Wednesday, March 17, 2021              (today’s lectionary)

 

St. Patrick’s Day in the morning

Come out! Show yourselves! You shall find pasture, you shall not hunger or thirst. God will guide you beside springs of water, and cut a road through all the mountains.

The green picture book drew me right in. His family ignored Jamie and his Irish setter Nell on the last St. Patrick’s Day. Jamie was too small. Nell was too old. So this year Jamie took matters into his own hands. Early in the morning he and Nell would climb Acorn Hill, which his mother says he CANNOT do. The dancing and the parties will begin soon, all atop Acorn Hill.

As they walked Jamie played his flute.

Sing out, O heavens and rejoice, O earth. Break forth in song you mountains, for the Lord comforts his people. “I will never forget you,” says the Lord.

Along the way Jamie collects a flag, an egg, a bottle of ginger ale, a bun with cherry on top … and Nell got two jelly beans.

They reached the top in the face of all the words they’d heard about CAN’T. They celebrated. They sat down with their bottle.

Jamie took the cap off his ginger ale and drank. He poured some in his hand for Nell.

“And all of ‘em were sayin’ I was too small,” he said. What do THEY know?”

The sun jumped up like a firecracker from behind the mountain.

“A happy St. Pat’s to you, sun” Jamie shouted. The words made a great shimmer of sound in the emptiness.

Jamie stuck the green and yellow flag in the bottle and set in right in the middle of the stage.

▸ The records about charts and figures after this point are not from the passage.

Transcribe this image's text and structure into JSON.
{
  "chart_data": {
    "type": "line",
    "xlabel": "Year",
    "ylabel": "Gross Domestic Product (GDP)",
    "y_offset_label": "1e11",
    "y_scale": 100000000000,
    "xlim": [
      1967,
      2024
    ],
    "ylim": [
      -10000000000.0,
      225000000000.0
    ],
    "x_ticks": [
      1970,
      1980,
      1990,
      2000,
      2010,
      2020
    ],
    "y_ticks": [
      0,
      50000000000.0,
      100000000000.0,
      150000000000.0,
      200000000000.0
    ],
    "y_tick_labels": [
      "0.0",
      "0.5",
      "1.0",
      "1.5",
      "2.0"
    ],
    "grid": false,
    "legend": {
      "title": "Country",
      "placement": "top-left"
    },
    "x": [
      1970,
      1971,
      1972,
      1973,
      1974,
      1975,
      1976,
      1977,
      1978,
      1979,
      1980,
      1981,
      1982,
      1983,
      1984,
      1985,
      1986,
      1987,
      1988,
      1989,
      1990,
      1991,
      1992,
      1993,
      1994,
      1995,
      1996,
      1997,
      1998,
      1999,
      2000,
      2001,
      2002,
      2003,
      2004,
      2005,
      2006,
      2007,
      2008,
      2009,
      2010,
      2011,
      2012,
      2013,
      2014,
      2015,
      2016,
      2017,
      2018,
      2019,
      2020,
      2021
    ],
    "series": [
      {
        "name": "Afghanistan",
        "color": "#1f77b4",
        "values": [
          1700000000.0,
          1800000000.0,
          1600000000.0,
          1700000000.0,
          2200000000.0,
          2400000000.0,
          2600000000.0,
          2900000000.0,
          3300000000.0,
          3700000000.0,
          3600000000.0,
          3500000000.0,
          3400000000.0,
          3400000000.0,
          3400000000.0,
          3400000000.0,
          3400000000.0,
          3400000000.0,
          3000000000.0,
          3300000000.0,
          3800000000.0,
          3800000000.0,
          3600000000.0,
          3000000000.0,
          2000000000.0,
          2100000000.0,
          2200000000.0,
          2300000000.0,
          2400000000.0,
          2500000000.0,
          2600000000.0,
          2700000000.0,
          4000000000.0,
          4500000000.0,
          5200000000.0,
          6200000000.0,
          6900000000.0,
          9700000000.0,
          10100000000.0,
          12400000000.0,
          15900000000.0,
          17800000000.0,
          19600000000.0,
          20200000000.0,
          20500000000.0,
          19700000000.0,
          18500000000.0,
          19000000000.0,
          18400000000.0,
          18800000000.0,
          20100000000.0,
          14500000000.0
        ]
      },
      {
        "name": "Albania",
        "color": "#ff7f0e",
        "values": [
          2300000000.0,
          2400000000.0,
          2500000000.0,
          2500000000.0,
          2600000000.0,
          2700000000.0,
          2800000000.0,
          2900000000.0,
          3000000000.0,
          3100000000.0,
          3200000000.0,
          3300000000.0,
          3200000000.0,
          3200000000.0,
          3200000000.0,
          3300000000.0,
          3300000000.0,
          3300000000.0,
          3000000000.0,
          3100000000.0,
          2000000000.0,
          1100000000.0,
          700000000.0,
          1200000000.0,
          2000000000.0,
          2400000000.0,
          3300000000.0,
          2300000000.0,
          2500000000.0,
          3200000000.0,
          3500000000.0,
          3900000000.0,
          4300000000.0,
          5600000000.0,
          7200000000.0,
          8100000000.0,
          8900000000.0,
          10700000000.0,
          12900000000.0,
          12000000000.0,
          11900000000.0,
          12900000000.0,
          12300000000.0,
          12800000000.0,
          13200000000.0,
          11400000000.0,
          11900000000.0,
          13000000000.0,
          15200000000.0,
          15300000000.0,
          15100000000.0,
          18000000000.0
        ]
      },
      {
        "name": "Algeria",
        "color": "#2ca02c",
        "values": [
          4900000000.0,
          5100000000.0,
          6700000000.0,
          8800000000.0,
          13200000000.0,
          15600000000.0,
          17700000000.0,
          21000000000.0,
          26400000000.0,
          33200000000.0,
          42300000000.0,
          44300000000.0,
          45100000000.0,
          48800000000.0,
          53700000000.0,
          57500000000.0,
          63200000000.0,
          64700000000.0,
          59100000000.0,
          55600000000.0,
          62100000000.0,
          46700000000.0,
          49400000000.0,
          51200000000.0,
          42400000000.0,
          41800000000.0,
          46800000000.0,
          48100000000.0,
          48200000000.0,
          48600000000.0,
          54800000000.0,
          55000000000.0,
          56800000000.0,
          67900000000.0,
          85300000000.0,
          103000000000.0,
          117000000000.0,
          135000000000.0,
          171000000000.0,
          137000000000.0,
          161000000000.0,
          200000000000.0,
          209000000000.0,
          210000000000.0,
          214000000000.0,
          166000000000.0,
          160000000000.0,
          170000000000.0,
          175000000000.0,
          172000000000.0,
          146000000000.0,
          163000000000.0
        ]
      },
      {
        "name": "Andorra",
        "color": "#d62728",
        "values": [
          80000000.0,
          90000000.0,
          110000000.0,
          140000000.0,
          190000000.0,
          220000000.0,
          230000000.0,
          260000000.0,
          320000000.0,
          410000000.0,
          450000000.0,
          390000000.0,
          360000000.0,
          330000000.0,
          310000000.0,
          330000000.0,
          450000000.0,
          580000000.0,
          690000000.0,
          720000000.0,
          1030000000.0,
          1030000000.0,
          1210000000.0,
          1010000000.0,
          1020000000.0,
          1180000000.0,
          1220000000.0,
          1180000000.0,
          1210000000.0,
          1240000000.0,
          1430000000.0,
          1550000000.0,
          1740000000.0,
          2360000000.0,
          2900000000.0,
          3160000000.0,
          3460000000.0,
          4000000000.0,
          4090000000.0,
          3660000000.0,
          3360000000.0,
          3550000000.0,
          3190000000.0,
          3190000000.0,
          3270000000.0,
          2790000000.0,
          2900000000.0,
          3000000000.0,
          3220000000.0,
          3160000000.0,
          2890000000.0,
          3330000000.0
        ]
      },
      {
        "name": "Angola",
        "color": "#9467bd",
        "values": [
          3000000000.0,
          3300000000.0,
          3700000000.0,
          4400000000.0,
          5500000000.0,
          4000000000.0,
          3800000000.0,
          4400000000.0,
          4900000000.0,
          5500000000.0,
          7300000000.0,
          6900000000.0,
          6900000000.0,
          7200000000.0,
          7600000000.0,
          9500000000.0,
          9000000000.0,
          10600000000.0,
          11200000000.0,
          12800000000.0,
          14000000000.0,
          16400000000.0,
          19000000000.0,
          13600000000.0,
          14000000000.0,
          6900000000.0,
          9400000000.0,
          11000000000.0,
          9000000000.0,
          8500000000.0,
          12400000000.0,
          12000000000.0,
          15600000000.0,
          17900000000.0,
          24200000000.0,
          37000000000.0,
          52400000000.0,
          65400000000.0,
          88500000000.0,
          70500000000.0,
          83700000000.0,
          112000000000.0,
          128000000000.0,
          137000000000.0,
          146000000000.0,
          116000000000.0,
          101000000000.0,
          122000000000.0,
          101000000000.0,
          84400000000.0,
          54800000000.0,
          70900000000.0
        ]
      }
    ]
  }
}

“See?” he told Nell. That means we were here first. We did it, no matter what. Now we can go home.”

Our fifth century St. Patrick crossed the sea to return home, and then left again to spread the word of Jesus. Jamie stands heir to the tradition, which might be marked with whisky but is also marked by the spreading of the Gospel, and mostly by doing what cannot be done.

Oh, the music he’d made. They’d not hear the likes of it all day. And wait till they saw the flag! The mystery of it. The wonderin’ there’d be.

We found corned beef brisket at Evansville’s Dewig Meats, where we picked up our butchered half a beef. Of course they were also selling heads of cabbage.

My Father is at work until now, so I am also at work.

Add some celery seeds, a little fennel and as much nutmeg as you have patience to chip off the old block. Braise the cabbage in two sticks of butter, add some onions and the corned beef, boil a substantial pot of potatoes, and there’s your St. Patrick’s Day feast. I made this meal for Mom, who loves the holiday and the food. She breathed in the aroma and ate far more than was good for her. Well, maybe that was just fine, this one time.

The Lord is gracious and merciful, slow to anger and of great kindness. The Lord is good to all and compassionate toward all his works.

Irish eyes are smiling on us today. And we are blessed on the high road, and blessed on the low road. St. Patrick rests peacefully in his grave, as the wars of religion and land are still for a moment and Ireland turns to celebration. God’s Celts cannot help but be happy.